The third installment of the anthology series Uncertainties keeps pursuing its original scope, namely to investigate the fragmented and confused sense of reality which often affects our otherwise ordinary lives. In order to do that, newly appointed editor Lynda E Rucker has assembled twelve “strange” stories (eleven of which original) penned by Matthew M Bartlett,SP Miskowski, Adam LG Nevill, Joyce Carol Oates, Robert Shearman, RS Knightley, Lisa Tuttle, Ralph Robert Moore, Tracy Fahey, Julia Rust & David Surface, Scott West and Rosanne Rabinowitz.
This heterogeneous team, which includes both famous authors and comparatively less known writers, has indeed successfully carried out the task by exploring the oddities of the current world, according to the experience and the imagination of each contributor.
Of course, as a reader, I found some stories more accomplished than others and, as a reviewer, I will pinpoint my favourite tales in the volume.
To start with, I’d like to mention “Wanting” by Joyce Carol Oates (the only reprint in the anthology), an impressive, perceptive narrative tour de force describing the psychological reactions of a woman just back in the city of Detroit, to her ostensibly casual meeting with a local artist. A standing example of “quiet horror” by an experienced writer in the genre.
SP Miskowski contributes “ Warner’s Errand”, a fine tale of urban madness featuring an old guy whose mind gets increasingly fogged while surrounded by an alienating environment.
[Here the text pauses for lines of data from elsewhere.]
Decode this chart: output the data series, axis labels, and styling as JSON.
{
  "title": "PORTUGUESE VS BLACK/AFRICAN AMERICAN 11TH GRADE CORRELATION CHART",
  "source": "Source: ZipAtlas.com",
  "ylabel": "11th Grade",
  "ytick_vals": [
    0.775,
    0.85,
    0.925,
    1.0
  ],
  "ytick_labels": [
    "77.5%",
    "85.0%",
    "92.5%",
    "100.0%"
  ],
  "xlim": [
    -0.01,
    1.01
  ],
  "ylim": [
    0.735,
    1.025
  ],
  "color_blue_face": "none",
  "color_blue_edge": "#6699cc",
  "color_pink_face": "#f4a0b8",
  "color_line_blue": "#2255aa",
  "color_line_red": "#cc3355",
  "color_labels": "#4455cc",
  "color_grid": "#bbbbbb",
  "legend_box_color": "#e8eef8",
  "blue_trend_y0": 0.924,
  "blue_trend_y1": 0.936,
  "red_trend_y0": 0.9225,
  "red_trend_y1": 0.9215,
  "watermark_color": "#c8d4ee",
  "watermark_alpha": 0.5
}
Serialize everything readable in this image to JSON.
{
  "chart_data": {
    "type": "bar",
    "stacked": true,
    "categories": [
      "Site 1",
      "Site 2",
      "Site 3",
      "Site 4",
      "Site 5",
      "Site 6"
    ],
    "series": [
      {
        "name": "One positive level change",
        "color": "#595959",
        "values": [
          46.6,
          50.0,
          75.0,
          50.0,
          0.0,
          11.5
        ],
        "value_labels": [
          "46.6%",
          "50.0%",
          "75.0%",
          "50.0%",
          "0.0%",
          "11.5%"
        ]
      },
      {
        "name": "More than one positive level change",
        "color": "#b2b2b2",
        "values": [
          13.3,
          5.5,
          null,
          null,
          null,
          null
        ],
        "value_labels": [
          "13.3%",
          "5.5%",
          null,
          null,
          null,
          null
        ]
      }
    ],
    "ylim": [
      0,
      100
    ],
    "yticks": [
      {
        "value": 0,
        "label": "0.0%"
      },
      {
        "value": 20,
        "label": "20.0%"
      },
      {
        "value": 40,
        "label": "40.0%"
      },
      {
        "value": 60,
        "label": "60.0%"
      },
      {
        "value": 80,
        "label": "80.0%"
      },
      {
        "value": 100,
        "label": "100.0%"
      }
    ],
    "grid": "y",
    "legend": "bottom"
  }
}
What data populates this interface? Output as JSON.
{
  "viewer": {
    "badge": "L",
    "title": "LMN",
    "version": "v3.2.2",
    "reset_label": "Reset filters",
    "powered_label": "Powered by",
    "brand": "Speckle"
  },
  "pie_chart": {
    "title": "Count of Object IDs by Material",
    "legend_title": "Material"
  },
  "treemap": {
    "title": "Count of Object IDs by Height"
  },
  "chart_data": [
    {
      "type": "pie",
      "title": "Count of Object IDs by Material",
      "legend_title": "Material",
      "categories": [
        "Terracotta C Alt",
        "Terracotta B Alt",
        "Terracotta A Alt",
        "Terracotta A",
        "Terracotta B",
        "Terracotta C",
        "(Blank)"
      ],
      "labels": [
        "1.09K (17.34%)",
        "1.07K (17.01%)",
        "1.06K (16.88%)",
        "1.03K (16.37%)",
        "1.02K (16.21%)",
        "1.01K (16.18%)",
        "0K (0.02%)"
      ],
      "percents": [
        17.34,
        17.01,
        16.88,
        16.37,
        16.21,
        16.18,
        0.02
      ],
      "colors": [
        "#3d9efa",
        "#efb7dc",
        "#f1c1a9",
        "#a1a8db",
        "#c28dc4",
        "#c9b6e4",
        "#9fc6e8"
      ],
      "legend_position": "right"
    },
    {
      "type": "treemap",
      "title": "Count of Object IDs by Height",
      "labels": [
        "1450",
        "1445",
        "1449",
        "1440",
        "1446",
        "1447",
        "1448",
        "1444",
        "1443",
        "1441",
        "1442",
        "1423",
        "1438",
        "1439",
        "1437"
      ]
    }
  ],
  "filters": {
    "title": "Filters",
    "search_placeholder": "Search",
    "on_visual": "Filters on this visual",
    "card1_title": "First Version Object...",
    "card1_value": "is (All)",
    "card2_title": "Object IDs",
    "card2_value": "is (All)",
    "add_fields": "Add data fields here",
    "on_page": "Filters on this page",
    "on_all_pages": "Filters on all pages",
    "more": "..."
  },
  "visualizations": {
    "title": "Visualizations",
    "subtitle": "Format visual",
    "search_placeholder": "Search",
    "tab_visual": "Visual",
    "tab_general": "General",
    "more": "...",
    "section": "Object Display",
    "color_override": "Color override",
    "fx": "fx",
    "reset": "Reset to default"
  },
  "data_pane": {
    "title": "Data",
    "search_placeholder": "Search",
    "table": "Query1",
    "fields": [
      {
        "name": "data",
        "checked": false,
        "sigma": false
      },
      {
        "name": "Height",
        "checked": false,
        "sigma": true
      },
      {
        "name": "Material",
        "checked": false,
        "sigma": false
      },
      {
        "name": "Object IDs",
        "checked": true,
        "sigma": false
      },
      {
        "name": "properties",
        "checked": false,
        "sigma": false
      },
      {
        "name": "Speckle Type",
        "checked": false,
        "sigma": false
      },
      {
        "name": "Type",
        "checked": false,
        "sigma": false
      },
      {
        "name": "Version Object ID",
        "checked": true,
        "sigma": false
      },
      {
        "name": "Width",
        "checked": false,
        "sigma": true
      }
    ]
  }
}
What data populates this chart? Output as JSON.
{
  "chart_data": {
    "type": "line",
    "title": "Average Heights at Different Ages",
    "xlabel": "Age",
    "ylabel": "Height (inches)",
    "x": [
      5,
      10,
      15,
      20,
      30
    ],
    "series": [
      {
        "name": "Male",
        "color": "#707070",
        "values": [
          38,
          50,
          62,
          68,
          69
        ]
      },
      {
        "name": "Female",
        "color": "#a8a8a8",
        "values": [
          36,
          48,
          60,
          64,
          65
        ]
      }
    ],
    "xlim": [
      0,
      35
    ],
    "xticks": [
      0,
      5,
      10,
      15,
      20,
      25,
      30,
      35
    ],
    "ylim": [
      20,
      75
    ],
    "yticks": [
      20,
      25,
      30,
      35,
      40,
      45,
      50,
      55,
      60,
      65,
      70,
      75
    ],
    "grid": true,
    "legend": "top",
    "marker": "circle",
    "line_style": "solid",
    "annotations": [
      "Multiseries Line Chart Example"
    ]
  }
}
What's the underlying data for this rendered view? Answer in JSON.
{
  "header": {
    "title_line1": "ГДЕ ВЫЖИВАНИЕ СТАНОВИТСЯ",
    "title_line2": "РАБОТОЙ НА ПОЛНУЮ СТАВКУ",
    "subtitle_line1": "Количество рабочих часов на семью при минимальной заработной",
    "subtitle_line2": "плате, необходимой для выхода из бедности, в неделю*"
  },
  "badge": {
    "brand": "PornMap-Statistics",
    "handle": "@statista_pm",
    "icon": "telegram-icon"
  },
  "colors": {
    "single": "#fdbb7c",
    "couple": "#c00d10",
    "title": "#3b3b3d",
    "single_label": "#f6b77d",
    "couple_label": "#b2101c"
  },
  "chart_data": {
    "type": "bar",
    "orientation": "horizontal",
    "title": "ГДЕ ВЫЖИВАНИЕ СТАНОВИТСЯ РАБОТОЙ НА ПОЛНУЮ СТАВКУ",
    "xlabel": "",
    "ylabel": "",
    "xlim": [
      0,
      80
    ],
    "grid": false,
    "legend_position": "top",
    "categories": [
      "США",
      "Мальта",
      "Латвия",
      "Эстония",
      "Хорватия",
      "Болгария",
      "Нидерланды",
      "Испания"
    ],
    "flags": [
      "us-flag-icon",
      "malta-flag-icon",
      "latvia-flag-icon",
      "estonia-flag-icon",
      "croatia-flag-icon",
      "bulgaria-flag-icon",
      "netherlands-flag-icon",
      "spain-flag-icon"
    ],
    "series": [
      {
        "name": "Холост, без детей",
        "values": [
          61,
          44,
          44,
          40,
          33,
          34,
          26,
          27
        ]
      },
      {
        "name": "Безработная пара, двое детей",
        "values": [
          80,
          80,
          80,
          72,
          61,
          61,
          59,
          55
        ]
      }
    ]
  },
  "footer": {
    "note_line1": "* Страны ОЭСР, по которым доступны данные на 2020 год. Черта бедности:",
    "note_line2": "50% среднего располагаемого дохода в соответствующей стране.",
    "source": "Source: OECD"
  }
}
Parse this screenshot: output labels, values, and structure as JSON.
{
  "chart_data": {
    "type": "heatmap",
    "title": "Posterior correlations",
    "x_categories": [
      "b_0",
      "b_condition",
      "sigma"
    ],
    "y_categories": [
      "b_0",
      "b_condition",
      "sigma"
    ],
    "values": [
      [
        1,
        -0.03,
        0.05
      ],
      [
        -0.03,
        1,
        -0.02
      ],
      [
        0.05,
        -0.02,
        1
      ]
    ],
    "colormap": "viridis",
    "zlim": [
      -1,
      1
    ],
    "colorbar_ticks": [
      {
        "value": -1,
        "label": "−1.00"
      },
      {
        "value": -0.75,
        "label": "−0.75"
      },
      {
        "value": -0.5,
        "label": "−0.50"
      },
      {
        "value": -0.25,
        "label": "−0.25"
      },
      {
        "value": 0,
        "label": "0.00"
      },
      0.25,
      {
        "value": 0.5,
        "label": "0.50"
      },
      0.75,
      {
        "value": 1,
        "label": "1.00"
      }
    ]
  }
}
Robert Shearman’s “Bobbo” is an offbeat piece where a writer (who apparently dislikes Robert Aickman’s work) finds by chance a first edition of one of Aickman’s books with unexpected and
disquieting consequences.
“It Could Be Cancer” is yet another of Ralph Robert Moore’s insightful, excellent stories, portraying a man afraid of cancer and of various other things. Moore leads the reader throughout
the events of the story, dropping his final bomb in the last few sentences. I suppose we could call the enticing “TallDarkAnd” by the duo Julia Rust & David Surface as a tale of technological horror, revolving around a neurotic girl, who, by managing to get into the chatting line of her roommate, discovers many truths about the world of Internet and about herself.